Following a break of a month, I'm returning to my writer's seat with discussion of the China outlook for tech giant Apple (Nasdaq: AAPL), which has turned to a very un-Apple-like strategy of discounting its products in the world's largest smartphone market. China has been a fickle place for Apple, at one point accounting for nearly a quarter of the company's global sales, as brand-conscious Chinese paid big premiums for trendy iPhones. That's hardly the case now, with China accounting for just 15.6 percent of Apple's total sales in its last quarterly report.
Apple's steadily eroding position has led the company to take the unprecedented step of starting to lower prices on its iPhones via promotions with its retailing partners. Such a discounting strategy hardly seems suited to Apple, and looks more like something we'd see from the many low-end models that now dominate this market.
So the big question becomes: Will Apple ever be able to recover its past glory days in China, or is the company destined to become another Nokia or Motorola, which also once dominated the market? In my view the answer is probably that Apple is destined to go the way of the dinosaur in China over the next decade, though it may be able to slow down that slide if it lowers its premiums.
From here let's step back and take a look at the market from the broadest perspective, and how it has changed over the last few years. Apple got a lock on the global smartphone market when it first revolutionized the product with its touchscreen iPhones a decade ago, and it quickly copied that success in China a few years later. But that share has been gradually eroded since then as a growing number increasingly savvy competitors have developed ever-improving products running the rival Android system.
That's where China comes in as a slightly different beast, since the big majority of those fast-rising rivals are based in China, which also happens to be the world's largest smartphone market. In the earlier days brand-conscious Chinese consumers went out of their way to shun domestic brands, presuming that anything made by a Chinese company was automatically inferior to products from Western rivals.
No Long the Case
But that's no longer the case, especially with the rise of China's Huawei and some smaller players like OnePlus, which can increasingly make high-quality smartphones that can do almost everything their iPhone counterparts can. Apple was slow to wake up to that reality, and continued to charge big premiums for its phones, which often cost double or more than the highest-end models from Huawei.
Now it seems Apple has finally woken up and realized its name alone doesn't merit such a big markup anymore. The company has been slashing prices these last few months by letting its biggest retail partners do the once-unthinkable and sell the phones for a discount to what they cost through Apple's own official channels. (English article) In an example that looks quite typical, the popular Tmall e-commerce site was recently offering the top-of-the-line iPhone XS Max for 10,799 yuan ($1,600), representing a discount of about 15 percent from the official price.
Those cuts are having at least some impact, which isn't too surprising. One of my local friends recently asked me to buy him an iPhone on a trip to the US, since US prices are typically much lower than in China. But then he abruptly stopped me a few days later, saying he'd seen the model he wanted advertised online in China for roughly the same as the US price. From a geographic perspective, that kind of sale will now get recorded in China, rather than the US, which should help Apple's local sales.

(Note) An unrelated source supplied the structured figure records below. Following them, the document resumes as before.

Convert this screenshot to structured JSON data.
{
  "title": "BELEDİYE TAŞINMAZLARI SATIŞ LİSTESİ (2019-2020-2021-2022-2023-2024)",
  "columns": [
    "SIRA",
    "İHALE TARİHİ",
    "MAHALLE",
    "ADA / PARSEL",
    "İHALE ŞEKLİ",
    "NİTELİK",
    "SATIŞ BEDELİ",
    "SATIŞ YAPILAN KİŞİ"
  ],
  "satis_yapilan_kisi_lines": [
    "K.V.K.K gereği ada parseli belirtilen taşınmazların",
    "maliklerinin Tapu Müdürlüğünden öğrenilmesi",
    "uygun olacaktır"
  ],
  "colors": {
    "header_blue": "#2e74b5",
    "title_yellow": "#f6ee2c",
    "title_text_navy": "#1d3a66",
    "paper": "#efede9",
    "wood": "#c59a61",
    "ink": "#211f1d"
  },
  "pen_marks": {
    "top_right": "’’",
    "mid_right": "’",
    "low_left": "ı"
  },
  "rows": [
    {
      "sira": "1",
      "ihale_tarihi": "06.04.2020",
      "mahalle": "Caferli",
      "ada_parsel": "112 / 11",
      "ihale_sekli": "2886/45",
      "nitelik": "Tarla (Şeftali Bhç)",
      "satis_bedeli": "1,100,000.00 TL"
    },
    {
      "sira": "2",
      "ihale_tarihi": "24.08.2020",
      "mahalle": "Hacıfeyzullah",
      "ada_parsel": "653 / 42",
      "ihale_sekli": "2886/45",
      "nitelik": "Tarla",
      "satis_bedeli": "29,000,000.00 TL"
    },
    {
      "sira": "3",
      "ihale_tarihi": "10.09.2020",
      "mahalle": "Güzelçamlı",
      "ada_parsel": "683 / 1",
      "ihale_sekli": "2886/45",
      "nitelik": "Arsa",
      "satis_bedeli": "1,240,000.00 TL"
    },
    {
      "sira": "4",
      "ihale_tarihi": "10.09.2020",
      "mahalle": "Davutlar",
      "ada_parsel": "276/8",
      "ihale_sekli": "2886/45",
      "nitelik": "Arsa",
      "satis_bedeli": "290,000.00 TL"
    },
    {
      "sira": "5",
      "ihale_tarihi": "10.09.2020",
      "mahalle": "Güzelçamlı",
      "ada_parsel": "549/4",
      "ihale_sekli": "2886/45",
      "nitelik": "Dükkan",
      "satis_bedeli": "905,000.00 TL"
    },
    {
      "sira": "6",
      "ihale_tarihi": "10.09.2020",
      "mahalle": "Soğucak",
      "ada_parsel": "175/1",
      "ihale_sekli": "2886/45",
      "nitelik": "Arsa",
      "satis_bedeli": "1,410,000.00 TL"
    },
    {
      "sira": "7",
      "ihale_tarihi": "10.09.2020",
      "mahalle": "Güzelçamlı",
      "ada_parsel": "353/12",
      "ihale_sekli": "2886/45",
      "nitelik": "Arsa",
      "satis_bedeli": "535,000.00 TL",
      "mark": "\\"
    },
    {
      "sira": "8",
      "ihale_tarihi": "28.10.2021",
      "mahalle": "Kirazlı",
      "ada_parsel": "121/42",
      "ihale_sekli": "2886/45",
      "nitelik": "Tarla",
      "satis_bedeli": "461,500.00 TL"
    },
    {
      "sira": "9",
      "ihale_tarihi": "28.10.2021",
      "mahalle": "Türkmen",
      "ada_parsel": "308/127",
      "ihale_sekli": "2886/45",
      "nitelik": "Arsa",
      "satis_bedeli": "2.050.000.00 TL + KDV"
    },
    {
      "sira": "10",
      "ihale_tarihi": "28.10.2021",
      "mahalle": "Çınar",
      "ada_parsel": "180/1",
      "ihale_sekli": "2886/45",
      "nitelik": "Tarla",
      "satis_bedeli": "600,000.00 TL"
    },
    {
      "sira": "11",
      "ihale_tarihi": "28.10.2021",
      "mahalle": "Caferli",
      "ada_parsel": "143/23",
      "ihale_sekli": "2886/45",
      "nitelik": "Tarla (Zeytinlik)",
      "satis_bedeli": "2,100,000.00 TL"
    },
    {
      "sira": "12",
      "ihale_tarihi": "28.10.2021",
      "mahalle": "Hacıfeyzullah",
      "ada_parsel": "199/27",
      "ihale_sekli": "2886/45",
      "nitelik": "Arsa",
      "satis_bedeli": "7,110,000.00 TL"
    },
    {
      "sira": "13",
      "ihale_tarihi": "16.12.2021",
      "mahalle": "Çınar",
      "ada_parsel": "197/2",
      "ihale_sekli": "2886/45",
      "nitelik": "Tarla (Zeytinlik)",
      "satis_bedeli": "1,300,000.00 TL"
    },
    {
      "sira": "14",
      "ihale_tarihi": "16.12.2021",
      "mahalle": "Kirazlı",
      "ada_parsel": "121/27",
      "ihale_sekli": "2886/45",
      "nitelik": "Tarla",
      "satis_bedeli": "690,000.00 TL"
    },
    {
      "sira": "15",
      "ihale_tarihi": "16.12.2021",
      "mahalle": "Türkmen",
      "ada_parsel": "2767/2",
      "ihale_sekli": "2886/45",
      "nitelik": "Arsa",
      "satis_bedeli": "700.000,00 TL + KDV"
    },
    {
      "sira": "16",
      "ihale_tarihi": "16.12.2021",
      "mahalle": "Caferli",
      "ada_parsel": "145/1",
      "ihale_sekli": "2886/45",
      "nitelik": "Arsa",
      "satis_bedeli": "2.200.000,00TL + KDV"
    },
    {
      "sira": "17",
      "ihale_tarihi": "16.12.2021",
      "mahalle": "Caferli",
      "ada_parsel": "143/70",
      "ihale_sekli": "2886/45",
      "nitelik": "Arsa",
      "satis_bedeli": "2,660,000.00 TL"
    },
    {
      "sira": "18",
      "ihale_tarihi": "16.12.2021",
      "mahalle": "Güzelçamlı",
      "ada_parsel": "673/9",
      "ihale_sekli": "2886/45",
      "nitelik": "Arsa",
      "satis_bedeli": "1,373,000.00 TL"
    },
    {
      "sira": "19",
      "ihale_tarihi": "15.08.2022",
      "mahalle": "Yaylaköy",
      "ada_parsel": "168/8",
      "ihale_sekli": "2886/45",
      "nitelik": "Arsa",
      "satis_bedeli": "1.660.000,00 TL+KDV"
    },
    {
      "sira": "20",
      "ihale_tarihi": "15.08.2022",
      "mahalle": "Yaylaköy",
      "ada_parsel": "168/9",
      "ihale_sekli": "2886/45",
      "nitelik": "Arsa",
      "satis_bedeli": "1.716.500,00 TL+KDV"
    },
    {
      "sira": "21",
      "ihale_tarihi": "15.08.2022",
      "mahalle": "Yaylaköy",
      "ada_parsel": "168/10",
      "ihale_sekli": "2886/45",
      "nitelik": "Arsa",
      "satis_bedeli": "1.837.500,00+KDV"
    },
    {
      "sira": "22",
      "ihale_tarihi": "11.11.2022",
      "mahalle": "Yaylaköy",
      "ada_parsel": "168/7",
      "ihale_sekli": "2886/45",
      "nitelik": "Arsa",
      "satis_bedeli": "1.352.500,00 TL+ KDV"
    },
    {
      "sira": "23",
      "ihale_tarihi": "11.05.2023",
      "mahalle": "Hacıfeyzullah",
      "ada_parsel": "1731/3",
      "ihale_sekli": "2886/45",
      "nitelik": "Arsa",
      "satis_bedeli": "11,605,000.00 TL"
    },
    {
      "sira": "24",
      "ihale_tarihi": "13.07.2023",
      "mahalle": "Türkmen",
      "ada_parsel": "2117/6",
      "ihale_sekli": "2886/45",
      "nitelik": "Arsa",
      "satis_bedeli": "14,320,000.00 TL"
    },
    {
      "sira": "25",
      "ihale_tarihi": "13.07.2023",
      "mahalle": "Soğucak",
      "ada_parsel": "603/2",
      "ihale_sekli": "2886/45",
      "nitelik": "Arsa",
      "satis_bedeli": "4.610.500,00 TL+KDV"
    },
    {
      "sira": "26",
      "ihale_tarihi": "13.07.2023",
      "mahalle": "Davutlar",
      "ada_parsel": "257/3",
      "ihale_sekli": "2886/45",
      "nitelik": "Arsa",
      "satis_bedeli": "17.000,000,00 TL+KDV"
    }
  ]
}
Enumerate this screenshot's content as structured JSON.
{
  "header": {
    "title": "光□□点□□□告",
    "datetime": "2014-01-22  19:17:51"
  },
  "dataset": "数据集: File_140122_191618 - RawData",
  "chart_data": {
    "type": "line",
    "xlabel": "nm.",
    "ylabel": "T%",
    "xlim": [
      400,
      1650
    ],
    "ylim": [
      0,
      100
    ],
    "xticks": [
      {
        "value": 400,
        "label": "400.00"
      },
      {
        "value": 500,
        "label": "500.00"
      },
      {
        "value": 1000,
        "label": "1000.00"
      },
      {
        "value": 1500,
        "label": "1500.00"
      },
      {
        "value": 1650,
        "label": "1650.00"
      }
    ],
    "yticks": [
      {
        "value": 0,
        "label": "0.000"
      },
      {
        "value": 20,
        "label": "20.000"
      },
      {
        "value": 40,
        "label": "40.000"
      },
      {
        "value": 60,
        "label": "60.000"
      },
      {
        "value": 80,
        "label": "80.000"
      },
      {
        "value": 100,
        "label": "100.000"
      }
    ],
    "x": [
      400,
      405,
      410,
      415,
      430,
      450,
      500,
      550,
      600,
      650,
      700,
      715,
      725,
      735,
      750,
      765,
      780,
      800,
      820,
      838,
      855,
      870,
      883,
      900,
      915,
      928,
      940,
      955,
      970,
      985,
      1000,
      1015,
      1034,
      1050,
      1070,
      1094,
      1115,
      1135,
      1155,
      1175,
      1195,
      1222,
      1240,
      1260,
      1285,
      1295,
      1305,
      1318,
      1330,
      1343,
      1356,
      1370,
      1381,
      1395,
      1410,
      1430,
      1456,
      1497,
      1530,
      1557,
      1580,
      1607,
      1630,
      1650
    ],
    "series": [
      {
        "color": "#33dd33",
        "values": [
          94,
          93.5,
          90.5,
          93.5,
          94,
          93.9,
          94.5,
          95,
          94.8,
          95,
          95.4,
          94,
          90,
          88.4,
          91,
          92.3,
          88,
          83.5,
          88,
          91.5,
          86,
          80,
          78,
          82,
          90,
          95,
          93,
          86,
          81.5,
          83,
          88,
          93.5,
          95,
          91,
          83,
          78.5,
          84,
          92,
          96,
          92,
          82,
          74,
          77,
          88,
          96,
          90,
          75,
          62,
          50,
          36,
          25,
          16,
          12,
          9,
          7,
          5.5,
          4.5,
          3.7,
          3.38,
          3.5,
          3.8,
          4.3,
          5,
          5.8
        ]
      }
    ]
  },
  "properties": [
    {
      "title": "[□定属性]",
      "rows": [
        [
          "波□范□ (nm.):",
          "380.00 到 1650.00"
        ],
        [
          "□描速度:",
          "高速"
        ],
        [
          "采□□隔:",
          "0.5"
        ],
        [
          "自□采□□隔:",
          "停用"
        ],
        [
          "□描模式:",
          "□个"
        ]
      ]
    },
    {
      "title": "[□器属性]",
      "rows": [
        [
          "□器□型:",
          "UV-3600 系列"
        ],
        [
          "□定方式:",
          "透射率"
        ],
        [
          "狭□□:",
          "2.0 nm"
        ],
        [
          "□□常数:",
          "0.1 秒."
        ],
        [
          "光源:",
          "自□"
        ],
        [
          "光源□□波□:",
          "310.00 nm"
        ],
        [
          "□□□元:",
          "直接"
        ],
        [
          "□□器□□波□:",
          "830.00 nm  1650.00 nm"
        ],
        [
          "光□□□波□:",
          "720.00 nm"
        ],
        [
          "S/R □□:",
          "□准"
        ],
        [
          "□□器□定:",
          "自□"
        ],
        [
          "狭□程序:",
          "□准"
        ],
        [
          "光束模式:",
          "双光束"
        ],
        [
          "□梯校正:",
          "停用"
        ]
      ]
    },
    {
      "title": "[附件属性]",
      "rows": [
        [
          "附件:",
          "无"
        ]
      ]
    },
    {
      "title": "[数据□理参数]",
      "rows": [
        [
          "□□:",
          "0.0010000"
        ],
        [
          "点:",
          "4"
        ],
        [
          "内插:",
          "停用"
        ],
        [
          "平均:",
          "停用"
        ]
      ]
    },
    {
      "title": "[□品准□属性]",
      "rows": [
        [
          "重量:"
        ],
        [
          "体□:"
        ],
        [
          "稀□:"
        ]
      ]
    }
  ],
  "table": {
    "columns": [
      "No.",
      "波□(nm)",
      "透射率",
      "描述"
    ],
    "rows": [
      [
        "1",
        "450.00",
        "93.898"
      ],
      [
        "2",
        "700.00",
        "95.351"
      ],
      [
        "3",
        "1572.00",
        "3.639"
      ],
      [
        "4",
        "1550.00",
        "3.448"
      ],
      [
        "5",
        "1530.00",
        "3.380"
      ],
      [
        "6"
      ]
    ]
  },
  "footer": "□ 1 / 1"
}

But where does Apple go from a longer-term perspective? This kind of appeal to bargain hunters hardly suits Apple's image as a premium name in brand-conscious China. That means it will probably have to cut its traditionally high markups for future products. That could help it regain some market share over the shorter term, but will also probably fail to halt the gradual migration to increasingly similar Chinese brands. It also won't help Apple's profit margins.
At the same time, Apple's movement to more services, which the company is pursuing as a global strategy, seems unlikely to find much traction in China. This particular market is notoriously closed to foreign companies for any kind of entertainment offerings like audio and video. Collection of personal information by a foreign entity is also a sensitive matter. For those reasons, I really don't see services becoming a big bread-winner for Apple in China, which could sharply dampen its future growth prospects here.